Octarine Bio makes sustainable dyes for the fashion industry. Check out the 11-slide pitch deck it used to raise $4.6 million.

  • A biotech startup making sustainable dyes just raised  3.4 million euros ($4.6 million).
  • The round was led by Nordic and European fund Unconventional Ventures.
  • Check out the 11-slide pitch deck it used to secure the funds.

A Danish biotechnology startup that creates sustainable dyes for the fashion industry has recently raised 3.4 million euros ($4.6 million).

Octarine Bio, based in Copenhagen, produces bio-based dyes from fermented yeast. Its technology platform can improve and optimize the properties of the ingredient based on what the customer wants, such as how easily it dissolves in water or breaks down in UV light.

The dye also contains two other ingredients that the company is not disclosing.

Octarine Bio began with cannabinoid and psilocybin-derived therapeutics but has since shifted its focus to natural dyes. It used the same biotech process to create and fine-tune enzymes.

Unconventional Ventures, a Nordic and European fund that supports diverse founding teams, led the round. Skare Capital, The Footprint Firm, and bioscience fund Dsm-firmenich Venturing were also present.
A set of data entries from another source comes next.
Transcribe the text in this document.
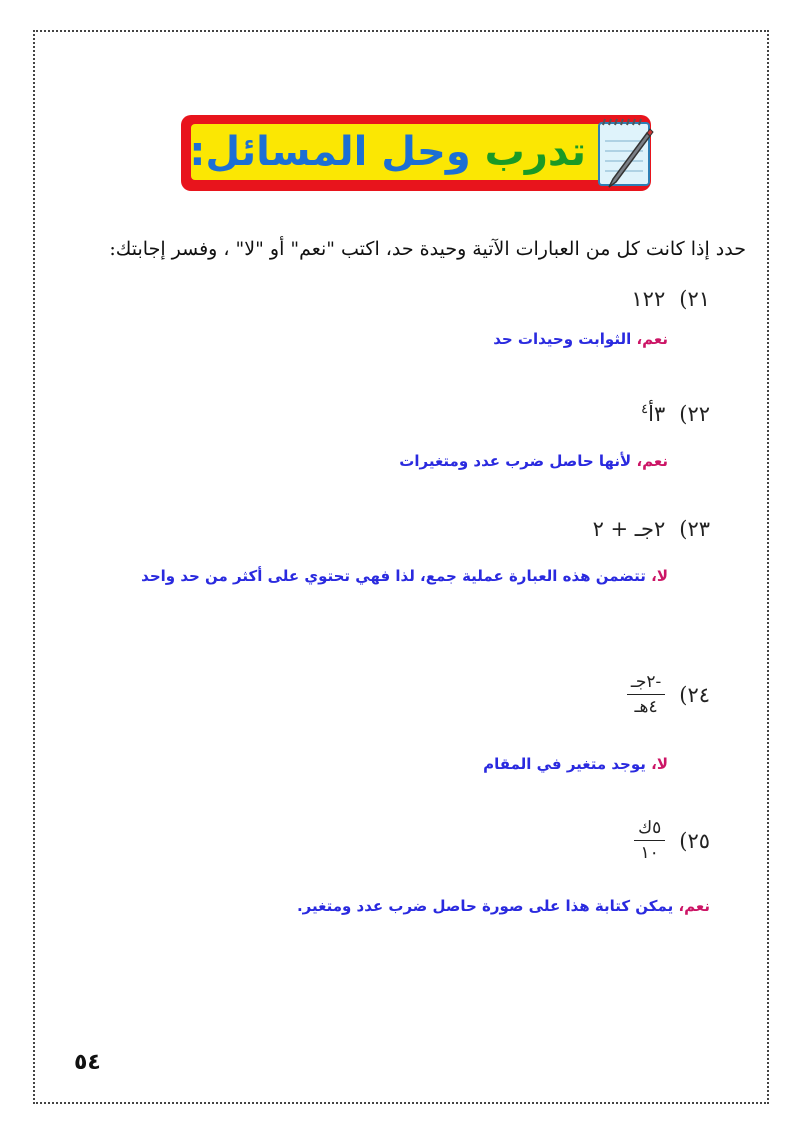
تدرب وحل المسائل:
حدد إذا كانت كل من العبارات الآتية وحيدة حد، اكتب "نعم" أو "لا" ، وفسر إجابتك:
٢١)١٢٢
نعم، الثوابت وحيدات حد
٢٢)٣أ$^٤$
نعم، لأنها حاصل ضرب عدد ومتغيرات
٢٣)٢جـ + ٢
لا، تتضمن هذه العبارة عملية جمع، لذا فهي تحتوي على أكثر من حد واحد
٢٤)
$\frac{\text{-٢جـ}}{\text{٤هـ}}$
لا، يوجد متغير في المقام
٢٥)
$\frac{\text{٥ك}}{١٠}$
نعم، يمكن كتابة هذا على صورة حاصل ضرب عدد ومتغير.
٥٤
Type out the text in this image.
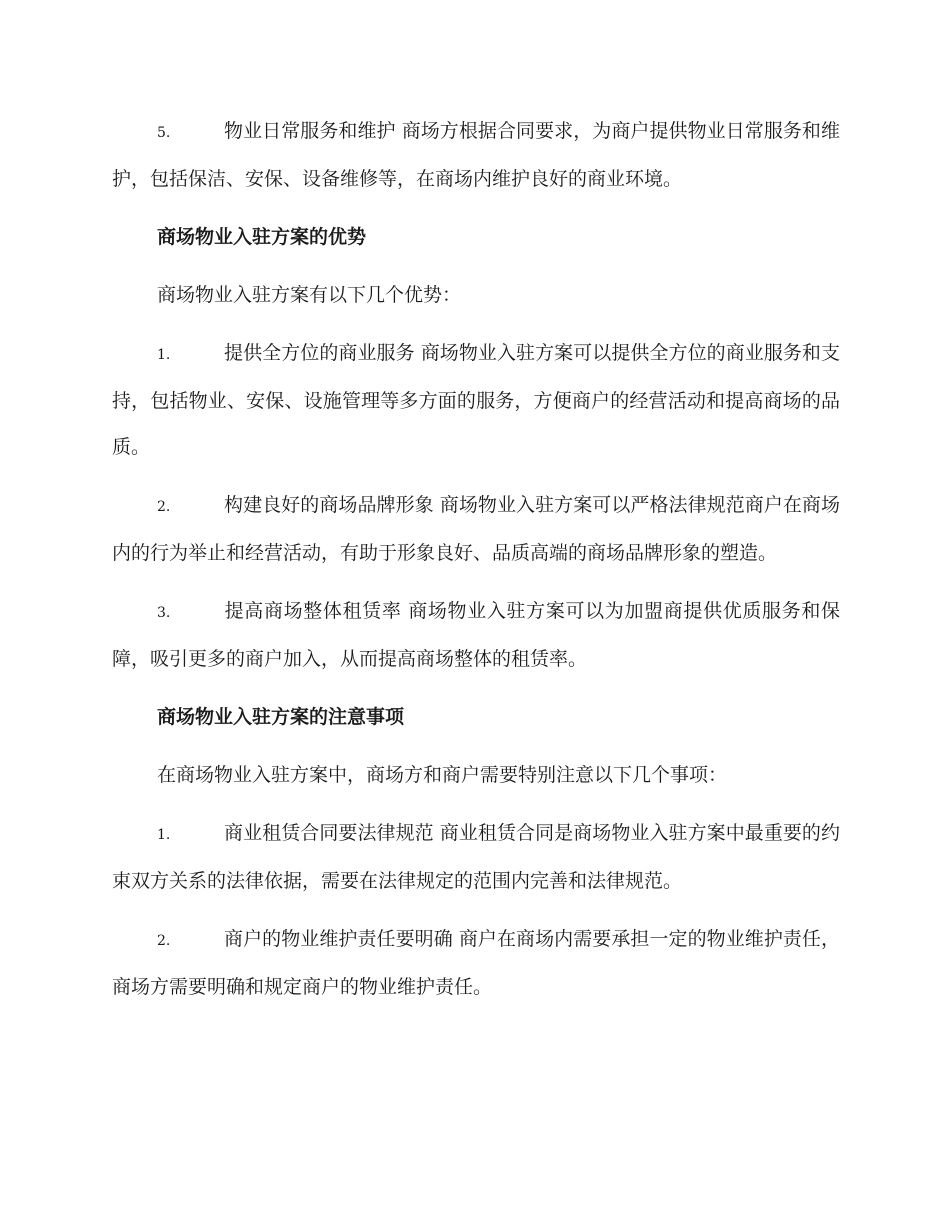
5.	物业日常服务和维护 商场方根据合同要求，为商户提供物业日常服务和维护，包括保洁、安保、设备维修等，在商场内维护良好的商业环境。

商场物业入驻方案的优势

商场物业入驻方案有以下几个优势：

1.	提供全方位的商业服务 商场物业入驻方案可以提供全方位的商业服务和支持，包括物业、安保、设施管理等多方面的服务，方便商户的经营活动和提高商场的品质。

2.	构建良好的商场品牌形象 商场物业入驻方案可以严格法律规范商户在商场内的行为举止和经营活动，有助于形象良好、品质高端的商场品牌形象的塑造。

3.	提高商场整体租赁率 商场物业入驻方案可以为加盟商提供优质服务和保障，吸引更多的商户加入，从而提高商场整体的租赁率。

商场物业入驻方案的注意事项

在商场物业入驻方案中，商场方和商户需要特别注意以下几个事项：

1.	商业租赁合同要法律规范 商业租赁合同是商场物业入驻方案中最重要的约束双方关系的法律依据，需要在法律规定的范围内完善和法律规范。

2.	商户的物业维护责任要明确 商户在商场内需要承担一定的物业维护责任，商场方需要明确和规定商户的物业维护责任。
“I had no idea what conventional dyeing looked like or how polluting it is to begin with; the more we investigated, the more shocking it became,” Insider’s cofounder and CEO Nethaji Gallage explained.

Many textile dyes today are synthetic, rely on petroleum and chemicals, and must be applied to fabrics at high temperatures, according to Gallage.

A typical coloring procedure includes bleaching the fabric, applying dye, treating it, and washing it several times. The fashion industry is estimated to account for 10% of global emissions, while dyeing and finishing products account for 20% of clean water pollution.

Octarine Bio dyes, according to Gallage, can be applied directly onto fabric in ambient conditions without the use of additional chemicals and can take up to 10 minutes to fix to fabric.

There are already natural alternatives available, according to the cofounder, but pigments are frequently extracted from plants and limited to pastel colors. This complicates scalability, she claims. Furthermore, natural dyes do not always work well with synthetic fabrics like polyester and nylon.

According to Gallage, “this is a huge value inflection point” because Octarine Bio’s colors are scalable thanks to fermentation and work well on synthetic fabrics.

The startup can make a variety of “vibrant” colors, but it is focusing on purple as its flagship product.

It brings the total amount raised by the company to 12 million euros.

The new funds will be used to expand beyond the lab; the company will work with fermentation contractors as it pilots the product, producing colored fabric for potential partners and supplying them with liquid and powder dye. Octarine Bio will maintain a lean team of 12 employees.